26 Den gansen dag ontfermt hij zich, en leent; en zijn zaad is tot zegening.
27 Samech. Wijk af van het kwade, en doe het goede, en woon in eeuwigheid.
28 Want de HEERE heeft het recht lief, en zal Zijn gunstgenoten niet verlaten; in eeuwigheid worden zij bewaard; maar het zaad der goddelozen wordt uitgeroeid.
29 De rechtvaardigen zullen de aarde erfelijk bezitten, en in eeuwigheid daarop wonen.
30 Pe.
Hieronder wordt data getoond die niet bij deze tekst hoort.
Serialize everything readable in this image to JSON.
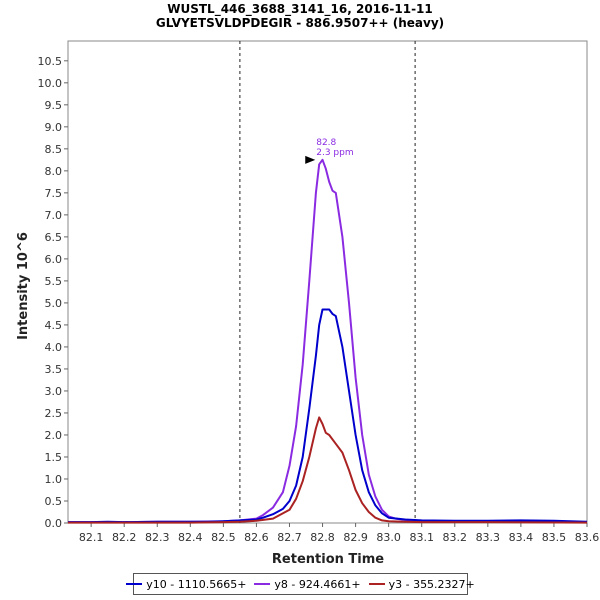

De mond des rechtvaardigen vermeldt wijsheid, en zijn tong spreekt het recht.
31 De wet zijns Gods is in zijn hart; zijn gangen zullen niet slibberen.
32 Tsade. De goddeloze loert op den rechtvaardige, en zoekt hem te doden.
33 Maar de HEERE laat hem niet in zijn hand; en Hij verdoemt hem niet, als hij geoordeeld wordt.
34 Koph. Wacht op den HEERE, en houd Zijn weg, en Hij zal u verhogen, om de aarde erfelijk te bezitten; gij zult zien, dat de goddelozen worden uitgeroeid.
35 Resch. Ik heb gezien een gewelddrijvende goddeloze, die zich uitbreidde als een groene inlandse boom.
36 Maar hij ging door, en zie, hij was er niet meer; en ik zocht hem, maar hij werd niet gevonden.
37 Schin. Let op den vrome, en zie naar den oprechte; want het einde van dien man zal vrede zijn.
38 Maar de overtreders worden te zamen verdelgd. het einde der goddelozen wordt uitgeroeid.
39 Thau. Doch het heil der rechtvaardigen is van den HEERE; hun Sterkte ter tijd van benauwdheid.
40 En de HEERE zal hen helpen, en zal hen bevrijden; Hij zal ze bevrijden van de goddelozen, en zal ze behouden; want zij betrouwen op Hem.